DETAILS OF SLIDE PREPARATION: Animals were killed by carbon dioxide asphyxiation 24 or 48 hours after dosing. For each animal, about 3 ml fetal bovine serum was poured into a centrifuge tube. Both femora were removed and the banes freed of muscle tissue. The proximal ends of the femora were opened and the bone marrow flushed into the centrifuge tube. A suspension was formed. The mixture was then centrifuged for 5 minutes at approx. 1200 rpm, after which almost all the supernatant was discarded. One drop of the thoroughly mixed sediment was smeared onto a cleaned slide, identified by project code and animal number and air-dried for about 12 hours.

Staining was performed as follows:
-5 minutes in methanol
-5 minutes in May-Grünwald' s solution
-brief rinsing twice in distilled water
-10 minutes staining in 1 part Giemsa solution to 6 parts buffer solution,
-pH 7.2 (Weise)
-rinsing in distilled water
-drying
-coating with Entellan

METHOD OF ANALYSIS:
2000 polychromatic erythrocytes were counted for each animal. The number of cells with micronuclei was recorded, not the number of individual micronuclei. In addition, the ratio of polychromatic erythrocytes to 200 total erythrocytes was determined.
Evaluation criteria:
A substance is considered as positive if there is a significant dose-related increase in the number of micronucleated polychromatic erythrocytes for at least one of the time points compared with the concurrent negative control group. A test substance producing no significant dose-related increase in the number of micronucleated polychromatic erythrocytes is considered non-mutagenic in this system.
Statistics:
A one-sided Wilcoxon-Test was evaluated to check the validity of the study

Results and discussion

Test results
Key result
Sex:
male/female
Genotoxicity:
negative
Toxicity:
no effects
Vehicle controls validity:
valid
Negative controls validity:
not examined
Positive controls validity:
valid
Additional information on results:
All animals survived after treatment, no signs of toxicity were observed besides observing blue-colored feces. Upon dissection there were no macroscopic findings.

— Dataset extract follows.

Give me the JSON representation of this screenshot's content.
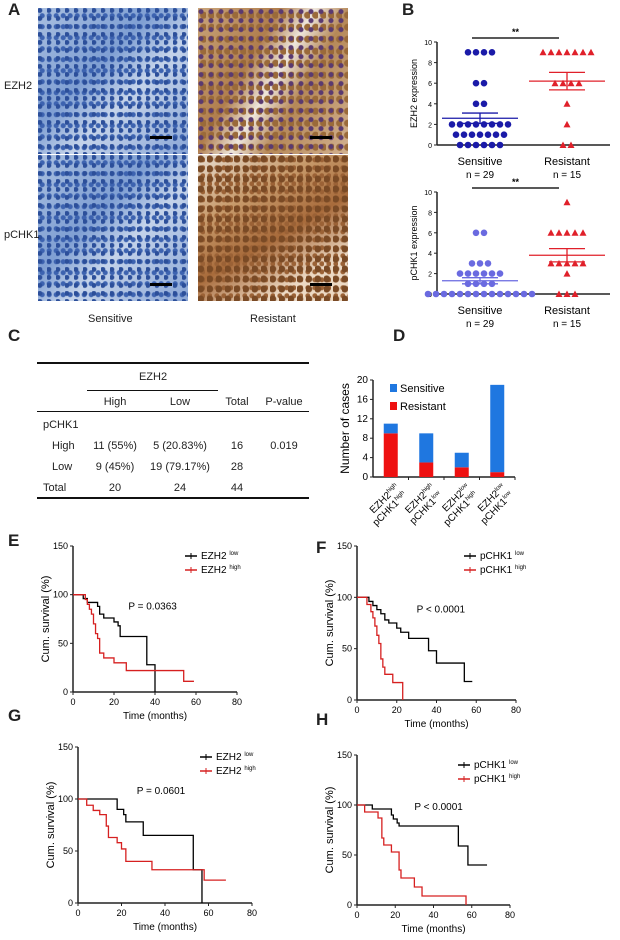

Any other information on results incl. tables

Sex Dose
[mg/kg b.w.]
killing
time
Number
of
animals
Poly counted Poly/Ery

Mean
Poly/Ery
SD
Mean
Poly with MN
Mean
Poly with MN [%]
Mean
Poly with MN SD
Mean
Mut. I.
                     
pooled 0 - Control 24 h 10 2000 0,45 0,08 1,20 0,1 0,03 1,0
pooled 200 24 h 10 2000 0,51 0,10 1,30 0,1 0,08 1,1
pooled 600 24 h 10 2000 0,44 0,04 1,50 0,1 0,40 1,3
pooled 2000 24 h 10 2000 0,51 0,05 1,30 0,1 0,40 1,1
pooled 50 - Endoxan 24 h 10 2000 0,50 0,08 63.80* 3,2 1,68 53,2
                     
pooled 0 - Control 48 h 10 2000 0,45 0,04 1,50 0,1 0,08 1,0
pooled 2000 48 h 10 2000 0,47 0,08 1,00 0,1 0,06 0,7
Mut. I. = Mutagenic Index
Control = Vehicle (deionized water)
* = significantly different from control (p < 0.05)

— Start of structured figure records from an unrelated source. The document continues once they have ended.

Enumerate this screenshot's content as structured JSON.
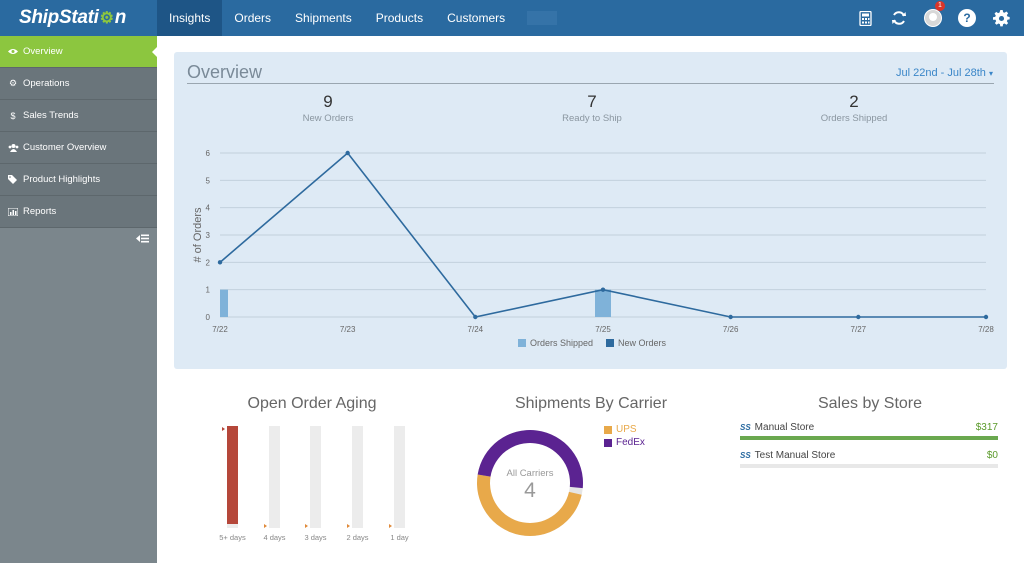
{
  "brand": {
    "name_part1": "ShipStati",
    "name_part2": "n"
  },
  "nav": {
    "items": [
      "Insights",
      "Orders",
      "Shipments",
      "Products",
      "Customers"
    ],
    "active": 0
  },
  "top_icons": {
    "badge_count": "1",
    "help_label": "?"
  },
  "sidebar": {
    "items": [
      {
        "label": "Overview",
        "icon": "eye-icon",
        "active": true
      },
      {
        "label": "Operations",
        "icon": "cogs-icon"
      },
      {
        "label": "Sales Trends",
        "icon": "dollar-icon"
      },
      {
        "label": "Customer Overview",
        "icon": "users-icon"
      },
      {
        "label": "Product Highlights",
        "icon": "tags-icon"
      },
      {
        "label": "Reports",
        "icon": "bar-chart-icon"
      }
    ]
  },
  "overview": {
    "title": "Overview",
    "date_range": "Jul 22nd - Jul 28th",
    "stats": [
      {
        "value": "9",
        "label": "New Orders"
      },
      {
        "value": "7",
        "label": "Ready to Ship"
      },
      {
        "value": "2",
        "label": "Orders Shipped"
      }
    ]
  },
  "chart_data": [
    {
      "type": "line",
      "ylabel": "# of Orders",
      "categories": [
        "7/22",
        "7/23",
        "7/24",
        "7/25",
        "7/26",
        "7/27",
        "7/28"
      ],
      "ylim": [
        0,
        6
      ],
      "yticks": [
        0,
        1,
        2,
        3,
        4,
        5,
        6
      ],
      "series": [
        {
          "name": "Orders Shipped",
          "kind": "bar",
          "color": "#7fb2d9",
          "values": [
            1,
            0,
            0,
            1,
            0,
            0,
            0
          ]
        },
        {
          "name": "New Orders",
          "kind": "line",
          "color": "#2e6a9e",
          "values": [
            2,
            6,
            0,
            1,
            0,
            0,
            0
          ]
        }
      ],
      "legend": "bottom-center",
      "grid": true
    },
    {
      "type": "pie",
      "title": "Shipments By Carrier",
      "center_label": "All Carriers",
      "center_value": "4",
      "series": [
        {
          "name": "UPS",
          "color": "#e8a94a",
          "value": 2
        },
        {
          "name": "FedEx",
          "color": "#5b2391",
          "value": 2
        }
      ]
    },
    {
      "type": "bar",
      "title": "Open Order Aging",
      "categories": [
        "5+ days",
        "4 days",
        "3 days",
        "2 days",
        "1 day"
      ],
      "values": [
        1,
        0,
        0,
        0,
        0
      ],
      "color": "#b5473a"
    }
  ],
  "sales_by_store": {
    "title": "Sales by Store",
    "logo": "SS",
    "stores": [
      {
        "name": "Manual Store",
        "amount": "$317",
        "share": 1.0
      },
      {
        "name": "Test Manual Store",
        "amount": "$0",
        "share": 0.0
      }
    ]
  }
}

Applicant's summary and conclusion

Conclusions:
Reactive Navy FC63805 did not cause an increase in micronucleated polychromatic erythrocytes and is not mutagenic in the micronucleus test under the conditions.
Executive summary:

In a NMRI mouse bone marrow micronucleus assay, 5 animals/sex/dose were treated via oral gavage with Reactive Navy FC63805 at doses of 0, 200, 600 or 2000 mg/kg bw.  Bone marrow cells were harvested at 24 or 40 hours post-treatment.  The vehicle was deionized water.

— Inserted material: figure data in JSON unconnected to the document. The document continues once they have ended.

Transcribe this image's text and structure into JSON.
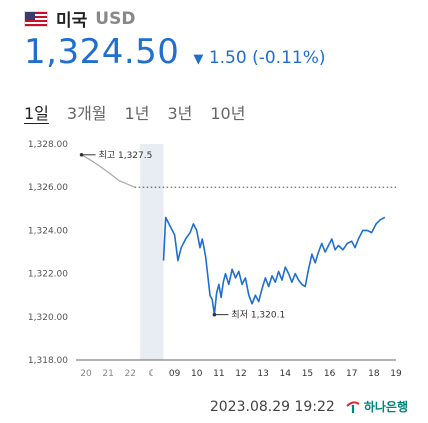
{
  "header": {
    "country": "미국",
    "currency": "USD"
  },
  "quote": {
    "price": "1,324.50",
    "arrow": "▼",
    "change": "1.50",
    "change_pct": "(-0.11%)"
  },
  "tabs": [
    {
      "label": "1일",
      "active": true
    },
    {
      "label": "3개월",
      "active": false
    },
    {
      "label": "1년",
      "active": false
    },
    {
      "label": "3년",
      "active": false
    },
    {
      "label": "10년",
      "active": false
    }
  ],
  "footer": {
    "timestamp": "2023.08.29 19:22",
    "source": "하나은행"
  },
  "colors": {
    "line": "#1f6fd0",
    "fill": "#dceefa",
    "shade": "#e8ecf3"
  },
  "chart_data": {
    "type": "line",
    "ylim": [
      1318,
      1328
    ],
    "y_ticks": [
      "1,318.00",
      "1,320.00",
      "1,322.00",
      "1,324.00",
      "1,326.00",
      "1,328.00"
    ],
    "x_ticks": [
      "20",
      "21",
      "22",
      "☾",
      "09",
      "10",
      "11",
      "12",
      "13",
      "14",
      "15",
      "16",
      "17",
      "18",
      "19"
    ],
    "previous_close": 1326.0,
    "high_label": "최고 1,327.5",
    "low_label": "최저 1,320.1",
    "high_value": 1327.5,
    "low_value": 1320.1,
    "series": [
      {
        "values": [
          [
            -0.2,
            1327.5
          ],
          [
            0.3,
            1327.2
          ],
          [
            1.0,
            1326.7
          ],
          [
            1.5,
            1326.3
          ],
          [
            2.2,
            1326.0
          ],
          [
            3.5,
            1322.6
          ],
          [
            3.6,
            1324.6
          ],
          [
            3.8,
            1324.2
          ],
          [
            4.0,
            1323.8
          ],
          [
            4.15,
            1322.6
          ],
          [
            4.3,
            1323.2
          ],
          [
            4.5,
            1323.6
          ],
          [
            4.7,
            1323.9
          ],
          [
            4.85,
            1324.3
          ],
          [
            5.0,
            1324.0
          ],
          [
            5.15,
            1323.2
          ],
          [
            5.25,
            1323.6
          ],
          [
            5.4,
            1322.8
          ],
          [
            5.5,
            1321.9
          ],
          [
            5.6,
            1321.0
          ],
          [
            5.7,
            1320.8
          ],
          [
            5.8,
            1320.1
          ],
          [
            5.9,
            1321.1
          ],
          [
            6.0,
            1321.5
          ],
          [
            6.1,
            1320.9
          ],
          [
            6.2,
            1321.6
          ],
          [
            6.3,
            1322.0
          ],
          [
            6.45,
            1321.5
          ],
          [
            6.6,
            1322.2
          ],
          [
            6.75,
            1321.8
          ],
          [
            6.9,
            1322.1
          ],
          [
            7.05,
            1321.5
          ],
          [
            7.2,
            1321.8
          ],
          [
            7.35,
            1321.0
          ],
          [
            7.5,
            1320.6
          ],
          [
            7.65,
            1321.0
          ],
          [
            7.8,
            1320.7
          ],
          [
            7.95,
            1321.3
          ],
          [
            8.1,
            1321.8
          ],
          [
            8.25,
            1321.4
          ],
          [
            8.4,
            1321.9
          ],
          [
            8.55,
            1321.6
          ],
          [
            8.7,
            1322.1
          ],
          [
            8.85,
            1321.7
          ],
          [
            9.0,
            1322.3
          ],
          [
            9.15,
            1322.0
          ],
          [
            9.3,
            1321.6
          ],
          [
            9.45,
            1322.0
          ],
          [
            9.6,
            1321.7
          ],
          [
            9.75,
            1321.5
          ],
          [
            9.9,
            1321.4
          ],
          [
            10.05,
            1322.2
          ],
          [
            10.2,
            1322.9
          ],
          [
            10.35,
            1322.5
          ],
          [
            10.5,
            1323.0
          ],
          [
            10.65,
            1323.4
          ],
          [
            10.8,
            1323.0
          ],
          [
            10.95,
            1323.3
          ],
          [
            11.1,
            1323.6
          ],
          [
            11.25,
            1323.1
          ],
          [
            11.4,
            1323.3
          ],
          [
            11.6,
            1323.1
          ],
          [
            11.8,
            1323.4
          ],
          [
            12.0,
            1323.5
          ],
          [
            12.15,
            1323.2
          ],
          [
            12.3,
            1323.6
          ],
          [
            12.5,
            1324.0
          ],
          [
            12.7,
            1324.0
          ],
          [
            12.9,
            1323.9
          ],
          [
            13.1,
            1324.3
          ],
          [
            13.3,
            1324.5
          ],
          [
            13.5,
            1324.6
          ]
        ]
      }
    ]
  }
}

There were no signs of toxicity during the study. Reactive Navy FC63805 was tested at an adequate dose based on previous studies. The positive control induced the appropriate response. There was no significant increase in the frequency of micronucleated polychromatic erythrocytes in bone marrow.

This study is classified as acceptable and satisfies the requirement for Test Guideline OECD 474 for in vivo cytogenetic mutagenicity data.